Sorry for the deletion as I thought these specs were caused by d&s, incorrectly. Actually when I switched from Sigmoid to Filmic, the specs disappeared.
I’m was going wiggy. Switching from sigmoid to filmic helped somewhat. It was exactly what @s7habo found in the link above. It was my tweak to the global offset function in the cb 4 way tab which caused the problem.
I have the same thing. Sharpening in DT is the only tool that discourages me from using this program. I definitely get faster and better results always in RT. The sharpness in RT is staggering compared to DT.
I think this is most people’s experience. Without the presets, I’m not sure how much the module would be used. Like you, I really focused on understanding it a while back, specifically the parallels with the Contrast Equalizer module because I understand how frequency separation works. I felt I had a decent grasp of it after a while, but it didn’t really help me use the module from a neutral state. In other words, I still mainly use the presets and then just tweak a few of the sliders that I can roughly predict what result they will have.
Its results can be amazing, but it’s perhaps the most “non-intuitive” image processing module I’ve ever used in any software!
I believe a description of the algorithm behind this module is on his website and a bit on this forum if you search for it. Like his filmic module, it has several things going for on, not just the base algorithm, such as localization and frequency separation.
From what I can recall, the aim of the paper(s) he refers to is to recover lens/optic blur in such a way that a kernel is not necessary.

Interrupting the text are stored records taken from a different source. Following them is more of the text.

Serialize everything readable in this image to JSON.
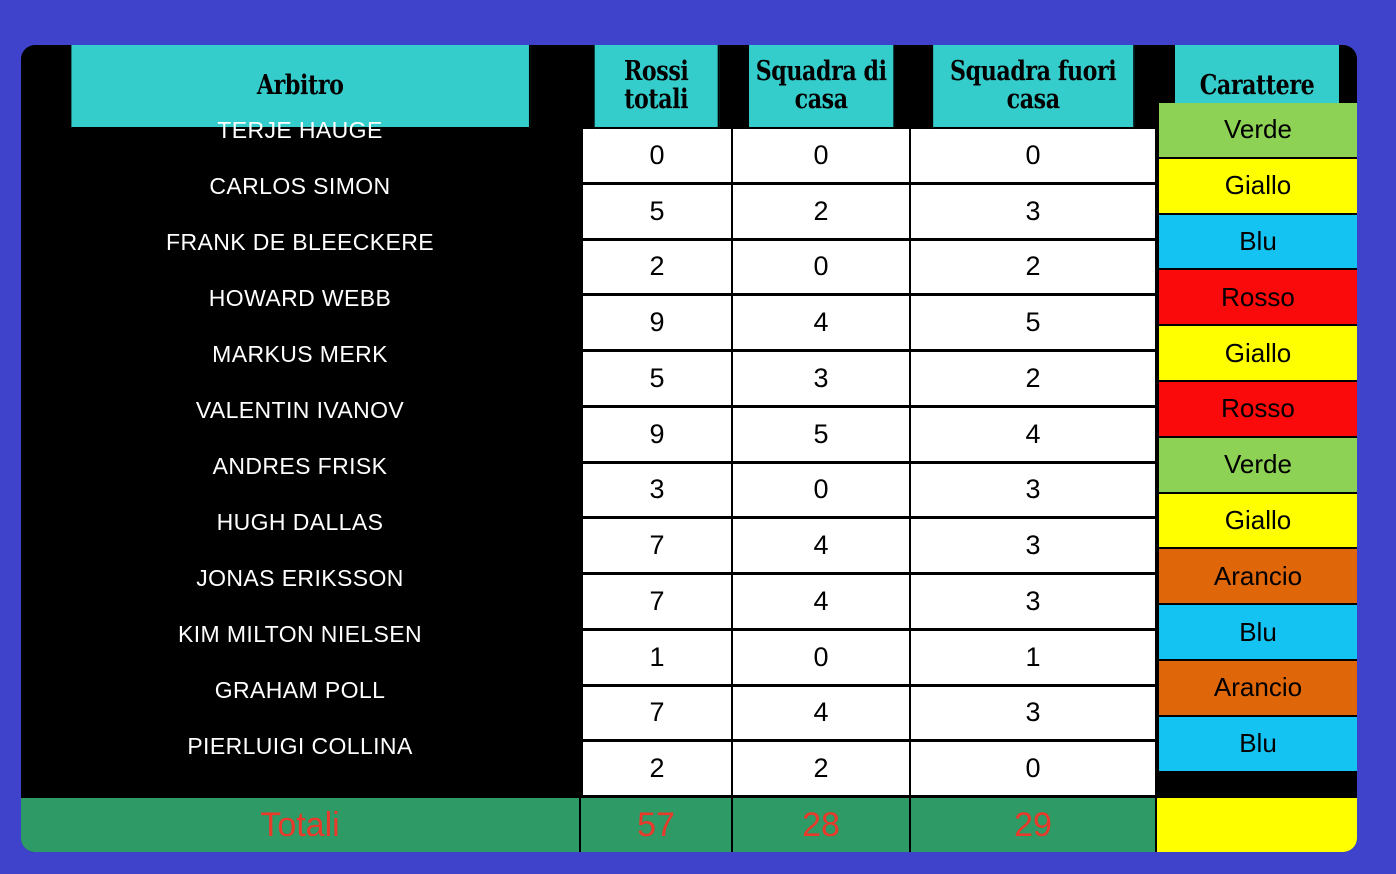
{
  "page": {
    "background_color": "#3f43cc",
    "card_background": "#000000"
  },
  "table": {
    "headers": {
      "arbitro": "Arbitro",
      "rossi_totali": "Rossi totali",
      "squadra_casa": "Squadra di casa",
      "squadra_fuori": "Squadra fuori casa",
      "carattere": "Carattere"
    },
    "header_background": "#35cccc",
    "rows": [
      {
        "arbitro": "TERJE HAUGE",
        "rossi": "0",
        "casa": "0",
        "fuori": "0",
        "carattere": "Verde",
        "carattere_color": "#8dd254"
      },
      {
        "arbitro": "CARLOS SIMON",
        "rossi": "5",
        "casa": "2",
        "fuori": "3",
        "carattere": "Giallo",
        "carattere_color": "#ffff00"
      },
      {
        "arbitro": "FRANK DE BLEECKERE",
        "rossi": "2",
        "casa": "0",
        "fuori": "2",
        "carattere": "Blu",
        "carattere_color": "#14c3f2"
      },
      {
        "arbitro": "HOWARD WEBB",
        "rossi": "9",
        "casa": "4",
        "fuori": "5",
        "carattere": "Rosso",
        "carattere_color": "#fa0a0a"
      },
      {
        "arbitro": "MARKUS MERK",
        "rossi": "5",
        "casa": "3",
        "fuori": "2",
        "carattere": "Giallo",
        "carattere_color": "#ffff00"
      },
      {
        "arbitro": "VALENTIN IVANOV",
        "rossi": "9",
        "casa": "5",
        "fuori": "4",
        "carattere": "Rosso",
        "carattere_color": "#fa0a0a"
      },
      {
        "arbitro": "ANDRES FRISK",
        "rossi": "3",
        "casa": "0",
        "fuori": "3",
        "carattere": "Verde",
        "carattere_color": "#8dd254"
      },
      {
        "arbitro": "HUGH DALLAS",
        "rossi": "7",
        "casa": "4",
        "fuori": "3",
        "carattere": "Giallo",
        "carattere_color": "#ffff00"
      },
      {
        "arbitro": "JONAS ERIKSSON",
        "rossi": "7",
        "casa": "4",
        "fuori": "3",
        "carattere": "Arancio",
        "carattere_color": "#e0660a"
      },
      {
        "arbitro": "KIM MILTON  NIELSEN",
        "rossi": "1",
        "casa": "0",
        "fuori": "1",
        "carattere": "Blu",
        "carattere_color": "#14c3f2"
      },
      {
        "arbitro": "GRAHAM POLL",
        "rossi": "7",
        "casa": "4",
        "fuori": "3",
        "carattere": "Arancio",
        "carattere_color": "#e0660a"
      },
      {
        "arbitro": "PIERLUIGI COLLINA",
        "rossi": "2",
        "casa": "2",
        "fuori": "0",
        "carattere": "Blu",
        "carattere_color": "#14c3f2"
      }
    ],
    "totals": {
      "label": "Totali",
      "rossi": "57",
      "casa": "28",
      "fuori": "29",
      "carattere": "",
      "row_background": "#2e9a66",
      "text_color": "#e8392a",
      "carattere_color": "#ffff00"
    }
  },
  "chart_data": {
    "type": "table",
    "title": "Cartellini rossi per arbitro",
    "columns": [
      "Arbitro",
      "Rossi totali",
      "Squadra di casa",
      "Squadra fuori casa",
      "Carattere"
    ],
    "rows": [
      [
        "TERJE HAUGE",
        0,
        0,
        0,
        "Verde"
      ],
      [
        "CARLOS SIMON",
        5,
        2,
        3,
        "Giallo"
      ],
      [
        "FRANK DE BLEECKERE",
        2,
        0,
        2,
        "Blu"
      ],
      [
        "HOWARD WEBB",
        9,
        4,
        5,
        "Rosso"
      ],
      [
        "MARKUS MERK",
        5,
        3,
        2,
        "Giallo"
      ],
      [
        "VALENTIN IVANOV",
        9,
        5,
        4,
        "Rosso"
      ],
      [
        "ANDRES FRISK",
        3,
        0,
        3,
        "Verde"
      ],
      [
        "HUGH DALLAS",
        7,
        4,
        3,
        "Giallo"
      ],
      [
        "JONAS ERIKSSON",
        7,
        4,
        3,
        "Arancio"
      ],
      [
        "KIM MILTON  NIELSEN",
        1,
        0,
        1,
        "Blu"
      ],
      [
        "GRAHAM POLL",
        7,
        4,
        3,
        "Arancio"
      ],
      [
        "PIERLUIGI COLLINA",
        2,
        2,
        0,
        "Blu"
      ]
    ],
    "totals": [
      "Totali",
      57,
      28,
      29,
      ""
    ]
  }
}
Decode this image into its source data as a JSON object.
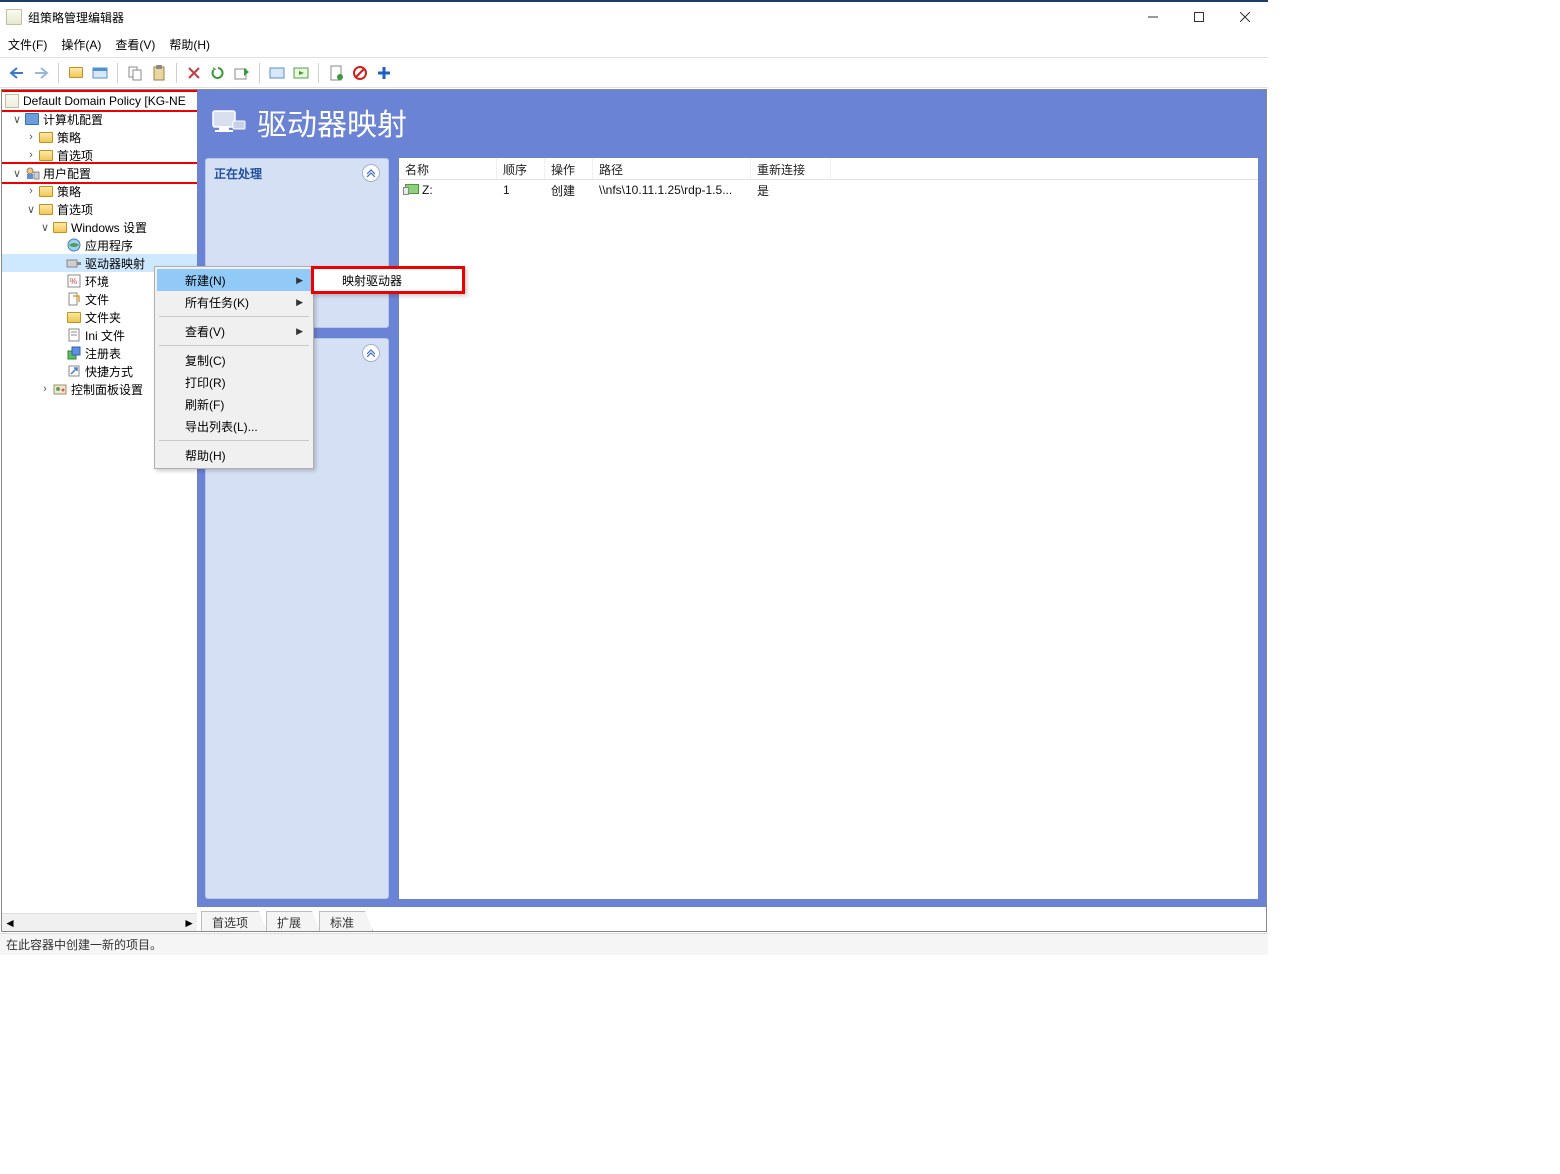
{
  "window": {
    "title": "组策略管理编辑器"
  },
  "menu": {
    "file": "文件(F)",
    "action": "操作(A)",
    "view": "查看(V)",
    "help": "帮助(H)"
  },
  "tree": {
    "root": "Default Domain Policy [KG-NE",
    "computer_config": "计算机配置",
    "policies1": "策略",
    "prefs1": "首选项",
    "user_config": "用户配置",
    "policies2": "策略",
    "prefs2": "首选项",
    "win_settings": "Windows 设置",
    "apps": "应用程序",
    "drive_maps": "驱动器映射",
    "env": "环境",
    "files": "文件",
    "folders": "文件夹",
    "ini": "Ini 文件",
    "registry": "注册表",
    "shortcuts": "快捷方式",
    "cp_settings": "控制面板设置"
  },
  "content": {
    "title": "驱动器映射",
    "processing": "正在处理",
    "columns": {
      "name": "名称",
      "order": "顺序",
      "action": "操作",
      "path": "路径",
      "reconnect": "重新连接"
    },
    "row": {
      "name": "Z:",
      "order": "1",
      "action": "创建",
      "path": "\\\\nfs\\10.11.1.25\\rdp-1.5...",
      "reconnect": "是"
    }
  },
  "tabs": {
    "prefs": "首选项",
    "ext": "扩展",
    "std": "标准"
  },
  "context": {
    "new": "新建(N)",
    "all_tasks": "所有任务(K)",
    "view": "查看(V)",
    "copy": "复制(C)",
    "print": "打印(R)",
    "refresh": "刷新(F)",
    "export": "导出列表(L)...",
    "help": "帮助(H)",
    "map_drive": "映射驱动器"
  },
  "status": "在此容器中创建一新的项目。"
}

Typical deblurring requires a kernel and iterative filtering. Now, I do not remember weather it is a small window or global filter, but I do recall it is supposed to emulate the reversal of real life blur, so that is why the module is diffuse or sharpen rather than just sharpen. We can go either direction.
I also can recall him modifying and simplifying the paper’s algorithm by using the guided image filtering filter (which I think I popularized here on this forum by constantly harping on its merits). dt has a nice version of the guided filter, codeveloped by several people on the forum. Anyway, using the guided filter, which is a windowed filter, so that probably answers the local vs global question, the module is more efficient in its processing, but it may be at the cost of performance (as in the quality of the algorithm: the resultant image).
As @rvietor noted, we are working with gradients and gradients of gradients, etc., so the smoothing should be graduated and continuous without introducing unnatural kinks in the data.
Could those ‘hot pixels’ caused by the too high value of perceptual brilliance grading / highlights? I see that Boris used a value of 34.08%. As explained by Aurélien (the module’s developer), the maths is unstable for values over 20%, and setting the white fulcrum on the advanced tab is mandatory. Sorry about the profanities and general abrasive tone here:
Given that this is a dark area, it may be unrelated, but single pixels can be blown up by this issue (literally: the numbers that come out of the algorithm would corresponding to radiation levels you would probably only be exposed to on the surface of the Sun). Then, if highlight reconstruction is turned on in filmic (something that has been turned off by default, exactly because of this problem), filmic tries to ‘smoothen’ the transition, spreading the solar flare into the surrounding areas, making it even more visible. An easy test is to try and turn it on; if you get large bloomed areas, that’s the root cause.